What do you get when you take 12 people from around the globe, each with different backgrounds and skill sets … put them into an unfamiliar country and culture … add in a host of diverse client contacts … and give them some unique and challenging tasks? You get an SAP Social Sabbatical. The keys to a successful outcome with so many different team dynamics in the mix are the three C’s — collaboration, cooperation, coexistence. In the Social Sabbatical setting, the three C’s are critical to success on many different levels.
Team Guaiba began to get to know each other virtually during the seven weeks of pre-work conference calls, collaborating on team activities from the very beginning. By the time we met face-to-face here in Porto Alegre, Rio Grande do Sul, Brazil, we felt as if we already knew each other. Working together has been something we had to learn to do while here and is something we have been quite successful with. During the day, we go off with our individual mini-teams and clients. But no mini-team is ever really alone. Most evenings, we end up together for dinner or other activities. This is usually our time to relax and learn more about each other. This is also the time that we often use to discuss our projects, asking other teams for advice or help.
Our group of 12 is divided into four mini-teams of three. It is in these mini-teams that we had to quickly and efficiently learn to work with each other while at the same time discovering and defining the needs of our clients. We call my team “Team City Hall” (myself, Jason Tissera, and Martijn Tielen). We work with various members of the City of Porto Alegre, working to refine their Fala 156 communications system and service department processes to provide better services and communications with the city’s residents.

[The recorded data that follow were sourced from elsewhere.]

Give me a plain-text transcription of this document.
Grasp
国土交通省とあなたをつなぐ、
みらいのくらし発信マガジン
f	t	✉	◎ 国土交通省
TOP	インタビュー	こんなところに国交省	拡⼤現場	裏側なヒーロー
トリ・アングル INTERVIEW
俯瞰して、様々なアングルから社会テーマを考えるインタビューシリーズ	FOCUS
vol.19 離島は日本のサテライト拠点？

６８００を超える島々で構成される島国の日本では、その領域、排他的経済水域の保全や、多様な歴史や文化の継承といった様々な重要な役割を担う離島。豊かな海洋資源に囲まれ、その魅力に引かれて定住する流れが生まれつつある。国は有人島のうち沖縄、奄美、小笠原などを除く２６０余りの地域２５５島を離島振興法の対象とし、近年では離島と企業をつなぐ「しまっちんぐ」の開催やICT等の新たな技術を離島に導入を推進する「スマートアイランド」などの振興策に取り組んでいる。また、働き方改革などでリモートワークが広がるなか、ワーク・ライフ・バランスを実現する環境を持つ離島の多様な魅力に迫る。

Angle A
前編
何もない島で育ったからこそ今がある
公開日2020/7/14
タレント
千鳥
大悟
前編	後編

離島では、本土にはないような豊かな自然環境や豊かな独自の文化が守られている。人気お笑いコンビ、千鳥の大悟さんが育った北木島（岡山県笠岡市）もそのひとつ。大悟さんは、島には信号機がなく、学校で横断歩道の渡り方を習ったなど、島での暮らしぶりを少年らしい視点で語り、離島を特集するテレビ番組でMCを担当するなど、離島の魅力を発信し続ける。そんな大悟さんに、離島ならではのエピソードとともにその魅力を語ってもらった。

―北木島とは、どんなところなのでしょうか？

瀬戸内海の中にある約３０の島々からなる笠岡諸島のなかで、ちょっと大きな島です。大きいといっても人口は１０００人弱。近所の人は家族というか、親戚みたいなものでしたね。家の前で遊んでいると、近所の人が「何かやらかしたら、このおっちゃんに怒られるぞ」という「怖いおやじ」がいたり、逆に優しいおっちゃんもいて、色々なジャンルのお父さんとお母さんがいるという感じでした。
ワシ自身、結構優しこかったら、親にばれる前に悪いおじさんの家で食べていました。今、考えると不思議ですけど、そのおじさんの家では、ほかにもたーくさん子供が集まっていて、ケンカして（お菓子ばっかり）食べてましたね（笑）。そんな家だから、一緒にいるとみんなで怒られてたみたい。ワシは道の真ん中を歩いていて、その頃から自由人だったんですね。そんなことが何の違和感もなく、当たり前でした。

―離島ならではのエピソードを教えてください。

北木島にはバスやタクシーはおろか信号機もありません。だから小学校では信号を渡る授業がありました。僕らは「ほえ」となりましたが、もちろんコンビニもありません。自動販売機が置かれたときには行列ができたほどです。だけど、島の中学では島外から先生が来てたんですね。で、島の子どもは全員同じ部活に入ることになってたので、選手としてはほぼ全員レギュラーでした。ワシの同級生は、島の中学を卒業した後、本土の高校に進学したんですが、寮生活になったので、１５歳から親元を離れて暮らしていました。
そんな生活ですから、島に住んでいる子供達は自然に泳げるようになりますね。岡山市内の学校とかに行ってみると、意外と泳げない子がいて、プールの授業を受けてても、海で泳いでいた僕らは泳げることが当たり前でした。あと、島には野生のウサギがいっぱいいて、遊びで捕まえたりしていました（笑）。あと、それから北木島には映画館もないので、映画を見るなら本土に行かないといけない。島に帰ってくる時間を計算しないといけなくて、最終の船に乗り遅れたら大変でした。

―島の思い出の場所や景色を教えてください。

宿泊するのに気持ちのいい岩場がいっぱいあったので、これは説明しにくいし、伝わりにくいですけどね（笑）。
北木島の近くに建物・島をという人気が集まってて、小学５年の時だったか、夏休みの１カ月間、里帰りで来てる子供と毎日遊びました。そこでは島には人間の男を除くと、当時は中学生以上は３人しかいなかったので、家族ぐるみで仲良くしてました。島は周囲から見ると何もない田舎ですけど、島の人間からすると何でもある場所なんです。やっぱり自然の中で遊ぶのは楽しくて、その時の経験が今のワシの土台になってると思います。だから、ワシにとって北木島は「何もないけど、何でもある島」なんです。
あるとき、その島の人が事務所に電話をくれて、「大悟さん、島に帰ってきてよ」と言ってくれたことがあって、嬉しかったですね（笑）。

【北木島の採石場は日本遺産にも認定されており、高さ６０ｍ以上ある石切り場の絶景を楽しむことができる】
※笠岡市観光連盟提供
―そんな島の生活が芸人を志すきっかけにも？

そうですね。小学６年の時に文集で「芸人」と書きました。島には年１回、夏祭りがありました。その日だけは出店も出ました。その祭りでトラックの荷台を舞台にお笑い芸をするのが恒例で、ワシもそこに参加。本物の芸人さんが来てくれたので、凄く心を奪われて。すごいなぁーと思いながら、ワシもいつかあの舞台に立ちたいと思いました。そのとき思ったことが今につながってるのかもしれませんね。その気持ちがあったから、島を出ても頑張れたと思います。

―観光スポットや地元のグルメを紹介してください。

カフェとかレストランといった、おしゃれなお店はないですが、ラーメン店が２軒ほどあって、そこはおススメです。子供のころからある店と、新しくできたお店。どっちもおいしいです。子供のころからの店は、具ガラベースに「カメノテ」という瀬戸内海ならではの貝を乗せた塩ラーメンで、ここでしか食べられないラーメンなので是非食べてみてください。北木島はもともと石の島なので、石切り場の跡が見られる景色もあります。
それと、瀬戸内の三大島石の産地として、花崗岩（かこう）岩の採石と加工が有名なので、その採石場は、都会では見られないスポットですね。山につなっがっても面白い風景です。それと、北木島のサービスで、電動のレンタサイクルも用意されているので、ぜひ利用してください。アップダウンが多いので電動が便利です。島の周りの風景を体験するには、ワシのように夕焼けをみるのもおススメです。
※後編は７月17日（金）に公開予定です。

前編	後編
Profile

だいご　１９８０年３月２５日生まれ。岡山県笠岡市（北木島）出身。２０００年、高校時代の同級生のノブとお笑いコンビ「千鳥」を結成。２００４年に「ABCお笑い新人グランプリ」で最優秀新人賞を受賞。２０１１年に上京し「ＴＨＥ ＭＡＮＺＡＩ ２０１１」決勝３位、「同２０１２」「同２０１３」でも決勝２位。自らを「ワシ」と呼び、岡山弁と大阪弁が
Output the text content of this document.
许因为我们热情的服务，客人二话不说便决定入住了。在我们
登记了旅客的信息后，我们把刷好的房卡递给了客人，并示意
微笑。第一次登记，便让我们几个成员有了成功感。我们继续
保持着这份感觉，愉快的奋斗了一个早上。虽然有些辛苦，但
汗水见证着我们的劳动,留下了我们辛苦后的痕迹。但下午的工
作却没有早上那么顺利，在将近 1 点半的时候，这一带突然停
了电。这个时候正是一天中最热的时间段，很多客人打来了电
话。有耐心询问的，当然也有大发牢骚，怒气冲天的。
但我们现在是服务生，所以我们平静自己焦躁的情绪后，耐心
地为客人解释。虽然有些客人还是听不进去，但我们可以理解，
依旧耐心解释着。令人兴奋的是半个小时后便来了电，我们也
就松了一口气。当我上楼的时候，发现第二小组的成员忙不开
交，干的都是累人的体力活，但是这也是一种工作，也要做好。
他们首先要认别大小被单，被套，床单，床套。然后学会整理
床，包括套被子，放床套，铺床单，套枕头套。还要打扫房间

In addition to working within the large group and within our mini-teams, we have needed to learn to work with our local clients, quickly adapting to their culture and work style. Brazilians are very hard-working and earnest in everything they do, but they do it all in “Brazilian time,” which takes a while to embrace. Trying to make our clients understand the urgency for input requests, meeting requests, etc., is a daily challenge we have all faced. Those of us who have also had to use interpreters for meetings have faced yet other challenges. Mutual cooperation between clients and the teams has been crucial in the projects. Team City Hall with our clients:
This past weekend, Team Guaiba took a road trip to Florianopolis that turned into team building and bonding at its best. On Saturday, rather than going out to yet another restaurant, we decided to stay in and make dinner. Everything from planning, shopping, preparation, cooking, and cleaning was done by the entire team. We worked together to create one amazing dinner. Collaboration, cooperation, coexistence at its finest…Team Guaiba has nailed it!